Parameter Type Default Description
cache.kr int 2 Update interval for response part.
cache.kp int 50 Update interval for prompt part.
cache.rou float 0.25 Adaptive update ratio for response tokens.

Example Usage

To use dLLMCache:

# Test dLLM-Cache on MATH with Dream-v0-Instruct-7B, run:
accelerate launch \
    --num_machines 1 \
    --num_processes 4 \
    eval.py \
    dataset.name=math-500 \
    batch_size=1 \
    seed=1234 \
    cache=dllm \
    cache.rou=0.25 \
    cache.kp=50 \
    cache.kr=1 \
    generation=vanilla \
    model=dream-inst

d2Cache: Accelerating Diffusion-Based LLMs via Dual Adaptive Caching

Yuchu Jiang, Yue Cai, Xiangzhong Luo, Jiale Fu, Jiarui Wang, Chonghan Liu, Xu Yang

Abstract

Diffusion-based large language models (dLLMs), despite their promising performance, still suffer from inferior inference efficiency. This is because dLLMs rely on bidirectional attention and cannot directly benefit from the standard key-value (KV) cache as autoregressive models (ARMs) do. To tackle this issue, we introduce Dual aDaptive Cache (dCache), which is a training-free approximate KV cache framework for accelerating dLLM inference. dCache features a two-stage fine-grained selection strategy to identify tokens and adaptively update their KV states at each decoding step, while caching the KV states of the remaining tokens for reuse. Furthermore, dCache naturally offers a more reliable decoding alternative, which can enable quasi left-to-right generation and mitigate premature overconfidence in tokens at the end of the sequence. Extensive experimental results on two representative dLLMs (i.e., LLaDA and Dream) demonstrate that dCache not only achieves substantial inference speedups, but also yields consistent improvements in generation quality. The code is available at this https URL.

Hyper-parameters

Parameter Type Default Description
cache.rollout_p float 0.1 Top-p ratio for attention rollout selection.
cache.current_k int 32 Number of tokens to update in masked tokens.
cache.sigma float 10.0 Sigma for certainty density calculation.
cache.inflate_w int 4 Window size for mask inflation.

Example Usage

# Test d2Cache on MBPP with Dream-v0-Base-7B, run:
# certainty prior guided decoding is enabled by default when using d2Cache
accelerate launch \
    --num_machines 1 \
    --num_processes 4 \
    eval.py \
    dataset.name=humaneval_instruct \
    batch_size=1 \
    seed=1234 \
    attn_implementation=eager \
    cache=d2cache \
    cache.rollout_p=0.1 \
    cache.current_k=32 \
    cache.sigma=10 \
    generation=vanilla \
    model=llada-inst

When using parallel decoding, please disable certainty prior decoding explicitly, and set inflate_w to a proper value.

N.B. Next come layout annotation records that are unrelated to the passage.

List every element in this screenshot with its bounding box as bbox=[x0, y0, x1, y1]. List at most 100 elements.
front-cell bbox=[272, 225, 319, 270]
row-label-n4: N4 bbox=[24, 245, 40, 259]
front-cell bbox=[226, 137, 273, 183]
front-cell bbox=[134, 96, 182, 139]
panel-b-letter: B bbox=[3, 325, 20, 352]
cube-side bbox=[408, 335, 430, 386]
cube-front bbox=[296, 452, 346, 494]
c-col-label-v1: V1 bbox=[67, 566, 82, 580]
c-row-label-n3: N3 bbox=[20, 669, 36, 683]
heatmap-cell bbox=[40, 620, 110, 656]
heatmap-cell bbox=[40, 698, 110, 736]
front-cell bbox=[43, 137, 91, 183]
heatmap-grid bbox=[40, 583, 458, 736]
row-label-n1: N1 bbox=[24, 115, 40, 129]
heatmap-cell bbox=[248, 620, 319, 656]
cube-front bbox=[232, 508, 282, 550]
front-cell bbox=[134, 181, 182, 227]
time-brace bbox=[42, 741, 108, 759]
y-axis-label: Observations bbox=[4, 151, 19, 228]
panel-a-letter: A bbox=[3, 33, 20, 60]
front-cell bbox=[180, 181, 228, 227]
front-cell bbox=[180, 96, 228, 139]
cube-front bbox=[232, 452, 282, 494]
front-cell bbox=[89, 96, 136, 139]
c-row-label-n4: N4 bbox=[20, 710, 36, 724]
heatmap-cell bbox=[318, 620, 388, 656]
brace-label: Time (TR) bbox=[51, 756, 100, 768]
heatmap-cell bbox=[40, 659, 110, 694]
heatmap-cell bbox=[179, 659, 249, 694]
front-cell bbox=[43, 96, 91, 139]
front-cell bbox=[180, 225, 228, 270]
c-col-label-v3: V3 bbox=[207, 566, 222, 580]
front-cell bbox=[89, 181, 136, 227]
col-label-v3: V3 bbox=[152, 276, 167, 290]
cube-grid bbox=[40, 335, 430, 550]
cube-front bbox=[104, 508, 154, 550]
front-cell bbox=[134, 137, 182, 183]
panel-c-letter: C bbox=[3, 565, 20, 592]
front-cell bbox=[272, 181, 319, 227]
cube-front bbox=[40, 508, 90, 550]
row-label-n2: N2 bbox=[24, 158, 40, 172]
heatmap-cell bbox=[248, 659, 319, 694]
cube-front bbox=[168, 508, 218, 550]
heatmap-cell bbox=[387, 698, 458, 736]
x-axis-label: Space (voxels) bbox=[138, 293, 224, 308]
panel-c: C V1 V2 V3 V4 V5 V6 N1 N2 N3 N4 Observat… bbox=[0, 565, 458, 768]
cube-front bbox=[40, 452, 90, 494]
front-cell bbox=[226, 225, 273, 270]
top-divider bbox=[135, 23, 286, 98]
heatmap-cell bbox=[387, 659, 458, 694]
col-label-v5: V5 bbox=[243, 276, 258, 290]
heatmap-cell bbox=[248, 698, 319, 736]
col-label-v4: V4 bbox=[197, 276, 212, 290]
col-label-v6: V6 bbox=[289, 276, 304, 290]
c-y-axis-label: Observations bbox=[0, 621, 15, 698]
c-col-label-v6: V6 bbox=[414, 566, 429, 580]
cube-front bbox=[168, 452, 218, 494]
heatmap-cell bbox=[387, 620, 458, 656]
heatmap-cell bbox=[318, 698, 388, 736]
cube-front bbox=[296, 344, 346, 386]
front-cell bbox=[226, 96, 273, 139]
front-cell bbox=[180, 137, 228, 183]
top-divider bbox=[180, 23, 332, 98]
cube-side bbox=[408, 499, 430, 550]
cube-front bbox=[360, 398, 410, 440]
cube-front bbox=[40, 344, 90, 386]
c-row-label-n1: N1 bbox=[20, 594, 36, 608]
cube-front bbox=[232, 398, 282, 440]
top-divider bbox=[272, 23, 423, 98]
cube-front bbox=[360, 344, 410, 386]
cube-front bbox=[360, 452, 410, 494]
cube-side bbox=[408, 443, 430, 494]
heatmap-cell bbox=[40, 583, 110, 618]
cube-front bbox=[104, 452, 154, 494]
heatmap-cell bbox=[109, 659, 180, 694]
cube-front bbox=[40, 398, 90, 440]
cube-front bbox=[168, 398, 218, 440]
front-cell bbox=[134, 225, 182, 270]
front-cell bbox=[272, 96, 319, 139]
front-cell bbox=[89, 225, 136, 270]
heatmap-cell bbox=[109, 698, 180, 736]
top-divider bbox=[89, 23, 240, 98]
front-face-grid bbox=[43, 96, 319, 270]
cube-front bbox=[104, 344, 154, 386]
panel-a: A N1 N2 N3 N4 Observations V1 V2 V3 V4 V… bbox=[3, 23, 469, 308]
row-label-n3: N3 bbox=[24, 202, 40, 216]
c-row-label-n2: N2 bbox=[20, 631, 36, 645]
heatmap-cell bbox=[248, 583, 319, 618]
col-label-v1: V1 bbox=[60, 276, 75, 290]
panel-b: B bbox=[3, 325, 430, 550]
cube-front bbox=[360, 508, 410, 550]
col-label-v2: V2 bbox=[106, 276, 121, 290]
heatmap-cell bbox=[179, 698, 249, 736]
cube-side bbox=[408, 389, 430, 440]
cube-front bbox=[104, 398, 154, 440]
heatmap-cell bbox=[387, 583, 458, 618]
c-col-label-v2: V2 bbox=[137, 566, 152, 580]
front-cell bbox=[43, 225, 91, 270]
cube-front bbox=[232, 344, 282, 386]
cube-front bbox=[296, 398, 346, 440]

# d2Cache is also compatible with semi-ar decoding and parallel decoding, run:
# explicitly set generation.sigma to 0 to disable certainty prior guided decoding
accelerate launch \
    --num_machines 1 \
    --num_processes 1 \
    eval.py \
    dataset.name=humaneval_instruct \
    batch_size=1 \
    seed=1234 \
    attn_implementation=eager \
    cache=d2cache \
    cache.rollour_p=0.1 \
    cache.current_k=32 \
    cache.sigma=10 \
    cache.inflate_w=4 \
    generation.sigma=0

Note

The attn_implementation parameter should be set to eager to obtain attention weights required by d2Cache.